Here’s a little anecdote on why it pays to keep your life-enhancing antennae up at all times: you never know what useful ideas might lurk in unlikely – and even undignified – places!
Recently I was at a student’s home, helping him rehearse for a video presentation. After a few run-throughs, I figured he’d do a better job recording the clip without an audience, so I stepped outside his room to give him space. On my way out, I quickly perused his bookshelf for something to keep me occupied. Apart from textbooks, there were only four books on hand: two dog-eared John Grisham novels, a fake-looking “true story” purporting to be the scandalous psychic memoirs of a 19th century industrialist’s wife, and a fat novel called Lace, touted on the back cover as “a big, brash and bouncy novel” – from 1982.* Everyone knows it’s pointless to spend only 3 minutes on a Grisham novel (especially the only two Grishams you’ve actually read), and the print in the psychic diaries was ridiculously tiny, so I went with Lace.
Now, Lace is the kind of book I’d have secretly read as a young teen – full of secrets, scandals, glamour, decadence and, of course, steamy sex scenes (as written in the Dark Ages).I wouldn’t have given it a second glance in the years since. This time, with three minutes to spare, I’d give it the old “count the adjectives and adverbs” test (too many of either = bad writing) from the first two pages. Surprisingly (I hypocritically write, using an adverb), it passed the excess-modifiers test with flying colors. But what really caught my attention were these short lines on the first page:
… she liked comfort; so one suitcase contained her pink silk sheets, her special down-filled pillow, and the baby’s shawl, delicate as a cream lace cobweb, that she used instead of a bed-jacket.”

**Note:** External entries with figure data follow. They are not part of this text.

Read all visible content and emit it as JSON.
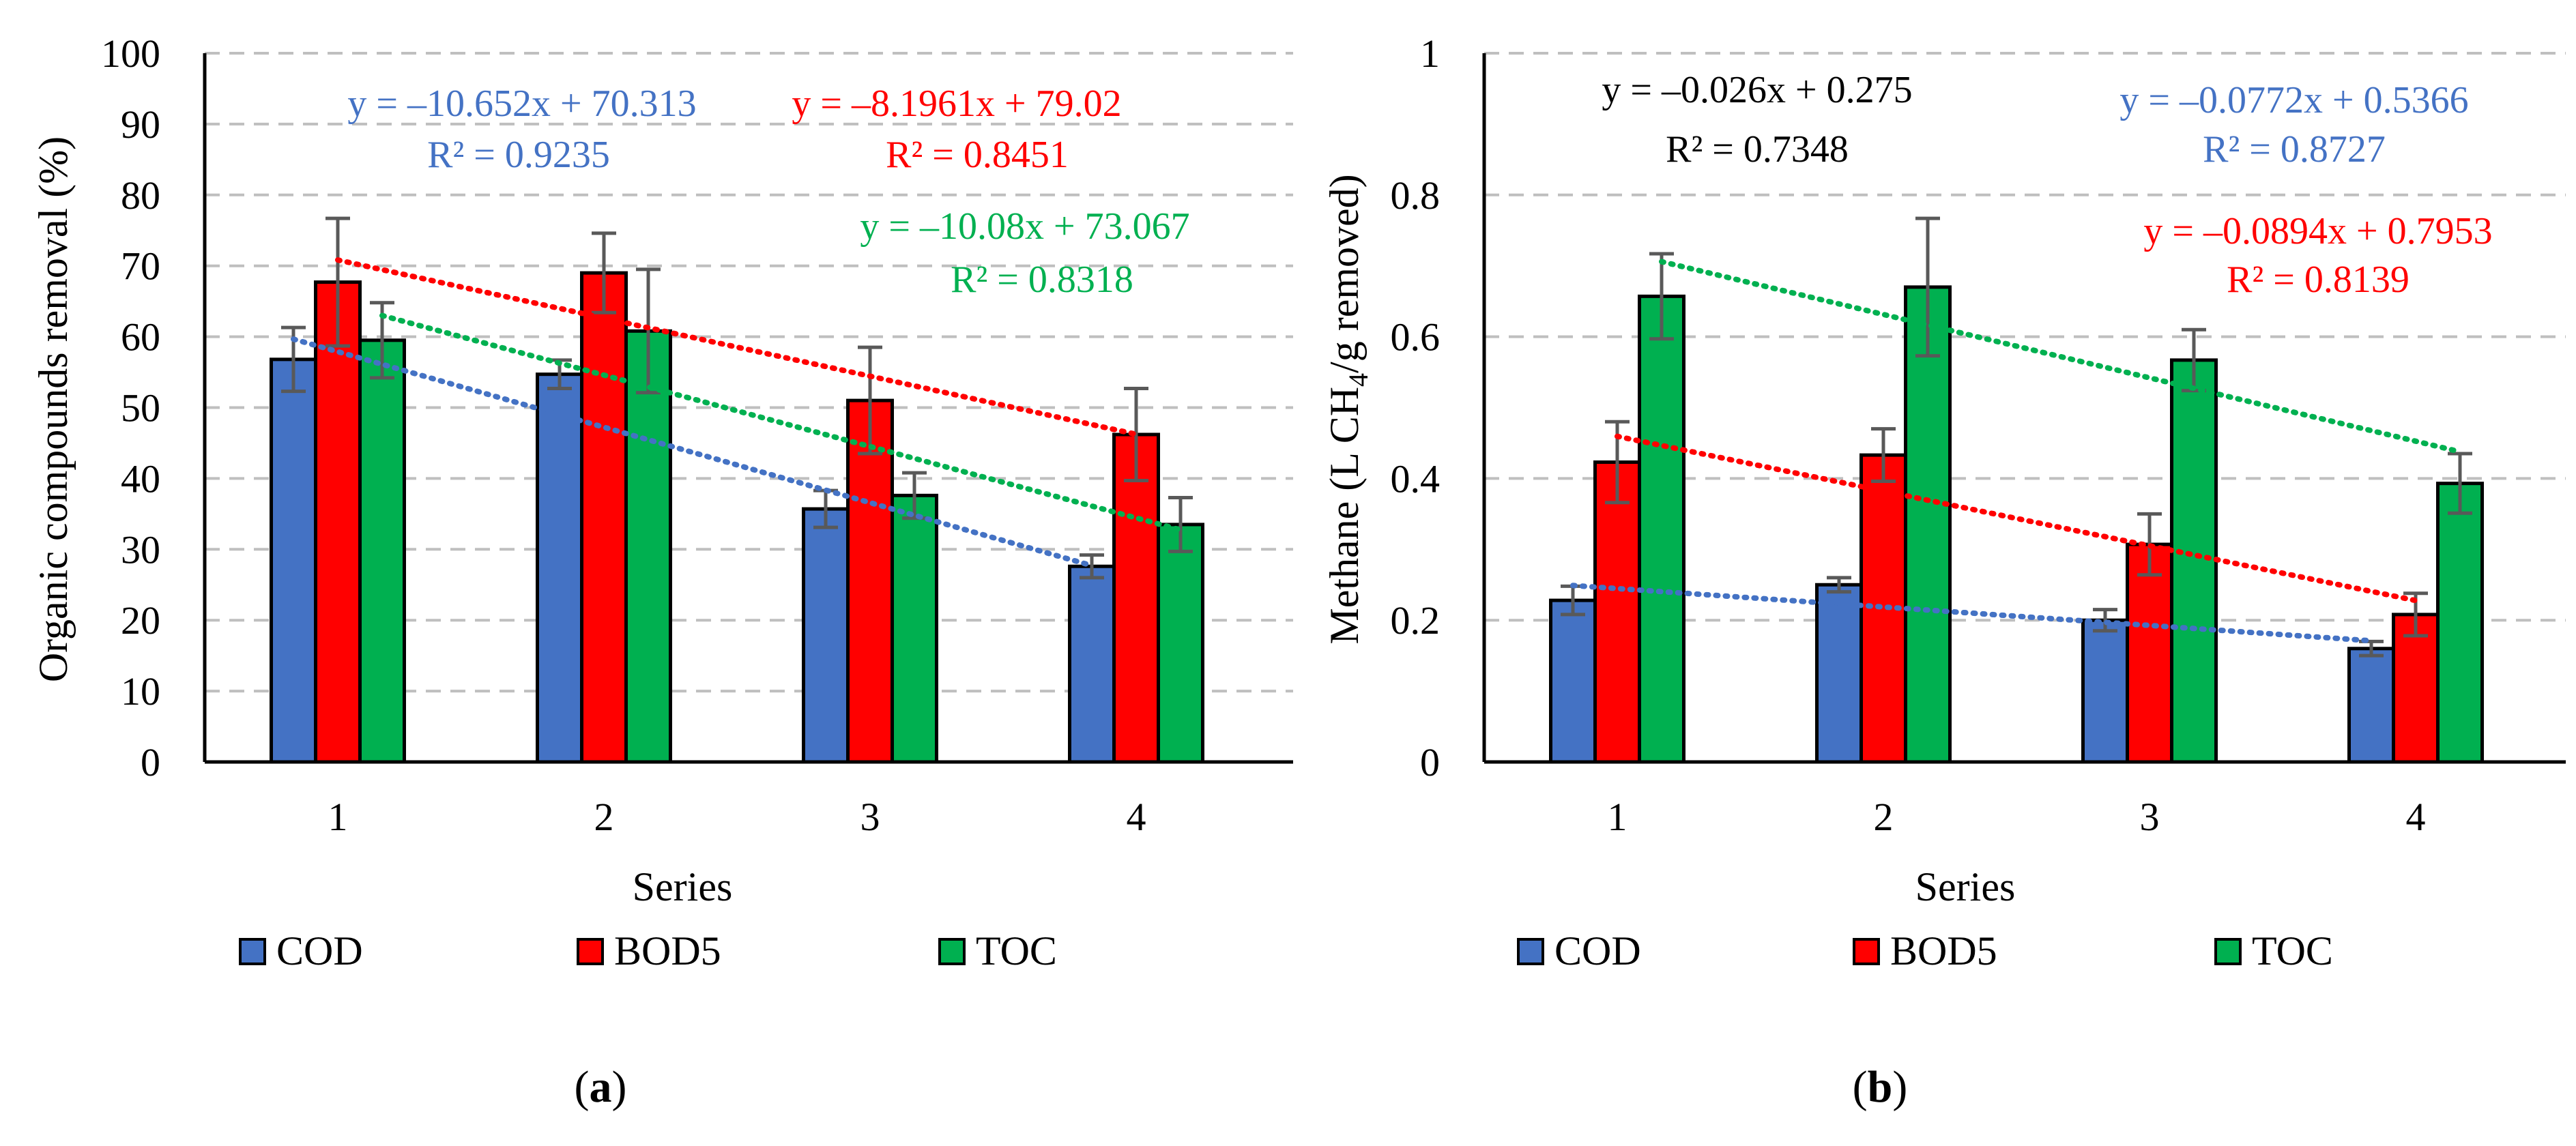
{
  "chart_data": [
    {
      "type": "bar",
      "panel_label": "a",
      "categories": [
        "1",
        "2",
        "3",
        "4"
      ],
      "xlabel": "Series",
      "ylabel": "Organic compounds removal (%)",
      "ylim": [
        0,
        100
      ],
      "yticks": [
        0,
        10,
        20,
        30,
        40,
        50,
        60,
        70,
        80,
        90,
        100
      ],
      "grid": true,
      "legend_position": "bottom",
      "series": [
        {
          "name": "COD",
          "color": "#4472C4",
          "values": [
            56.8,
            54.7,
            35.7,
            27.6
          ],
          "errors": [
            4.5,
            2.0,
            2.6,
            1.6
          ]
        },
        {
          "name": "BOD5",
          "color": "#FF0000",
          "values": [
            67.7,
            69.0,
            51.0,
            46.2
          ],
          "errors": [
            9.0,
            5.6,
            7.5,
            6.5
          ]
        },
        {
          "name": "TOC",
          "color": "#00B050",
          "values": [
            59.5,
            60.8,
            37.6,
            33.5
          ],
          "errors": [
            5.3,
            8.7,
            3.2,
            3.8
          ]
        }
      ],
      "trendlines": [
        {
          "series": "COD",
          "color": "#4472C4",
          "slope": -10.652,
          "intercept": 70.313,
          "equation": "y = –10.652x + 70.313",
          "r2": "R² = 0.9235"
        },
        {
          "series": "BOD5",
          "color": "#FF0000",
          "slope": -8.1961,
          "intercept": 79.02,
          "equation": "y = –8.1961x + 79.02",
          "r2": "R² = 0.8451"
        },
        {
          "series": "TOC",
          "color": "#00B050",
          "slope": -10.08,
          "intercept": 73.067,
          "equation": "y = –10.08x + 73.067",
          "r2": "R² = 0.8318"
        }
      ]
    },
    {
      "type": "bar",
      "panel_label": "b",
      "categories": [
        "1",
        "2",
        "3",
        "4"
      ],
      "xlabel": "Series",
      "ylabel_main": "Methane (L CH",
      "ylabel_sub": "4",
      "ylabel_rest": "/g removed)",
      "ylim": [
        0,
        1
      ],
      "yticks": [
        0,
        0.2,
        0.4,
        0.6,
        0.8,
        1
      ],
      "ytick_labels": [
        "0",
        "0.2",
        "0.4",
        "0.6",
        "0.8",
        "1"
      ],
      "grid": true,
      "legend_position": "bottom",
      "series": [
        {
          "name": "COD",
          "color": "#4472C4",
          "values": [
            0.228,
            0.25,
            0.2,
            0.16
          ],
          "errors": [
            0.02,
            0.01,
            0.015,
            0.01
          ]
        },
        {
          "name": "BOD5",
          "color": "#FF0000",
          "values": [
            0.423,
            0.433,
            0.307,
            0.208
          ],
          "errors": [
            0.057,
            0.037,
            0.043,
            0.03
          ]
        },
        {
          "name": "TOC",
          "color": "#00B050",
          "values": [
            0.657,
            0.67,
            0.567,
            0.393
          ],
          "errors": [
            0.06,
            0.097,
            0.043,
            0.042
          ]
        }
      ],
      "trendlines": [
        {
          "series": "COD",
          "color": "#4472C4",
          "slope": -0.026,
          "intercept": 0.275,
          "equation": "y = –0.026x + 0.275",
          "r2": "R² = 0.7348",
          "label_color": "#000000"
        },
        {
          "series": "BOD5",
          "color": "#FF0000",
          "slope": -0.0772,
          "intercept": 0.5366,
          "equation": "y = –0.0772x + 0.5366",
          "r2": "R² = 0.8727",
          "label_color": "#4472C4"
        },
        {
          "series": "TOC",
          "color": "#00B050",
          "slope": -0.0894,
          "intercept": 0.7953,
          "equation": "y = –0.0894x + 0.7953",
          "r2": "R² = 0.8139",
          "label_color": "#FF0000"
        }
      ]
    }
  ]
}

Bingo! All of a sudden I knew what I’ve been lacking, for countless years, without even knowing it! You see, I love reading in bed at night, but it’s a problem in winter: my lower body is snuggly warm under the covers, but my neck and shoulders shiver. Wearing a housecoat in bed doesn’t cut it; it bunches up around my legs and annoys me. Sweaters don’t do the trick either—not cozy enough. My mother, I remembered, used to have a soft pink bed-jacket in her closet that intrigued me: when and why would one wear such a garment? (I never saw her wear it until she was bed-ridden with my youngest brother in utero.) Now that I remembered such a thing existed, would I ever be able to find one? I suspect they’ve fallen out of use altogether. But just as I yearned for what I’d probably never have, here was the solution: a baby’s shawl, delicate as a cream lace cobweb. Surely that was more easily sought, and found. Yes, it was exactly what my almost-perfect reading life has been lacking. And I’m going to find one – hopefully in shades of lilac and rose. My newest “must have” is waiting for me in a thrift store nearby — I’m sure of it!
The moral of this story? Keep your eyes open as you rush through your days, glancing at bits and pieces of “useless information”. You never know what might move you, stir you, shout in you – “That’s what I should do/get/be!” I’m not talking about excess consumerism and wanting whatever you lay eyes on. That kind of wanting and getting only breeds the ugly greenies. This is more about making those little ‘inside’ changes that brighten your life and give you a rush of gratitude. Bed jackets. Baby shawls. I can’t wait to find mine.
*For the record, my student has no idea how any of these books ended up on his bookshelf. He never reads anything unless it’s assigned. But he suspects his uncle might be sneaking books in to make room on his own crowded shelves.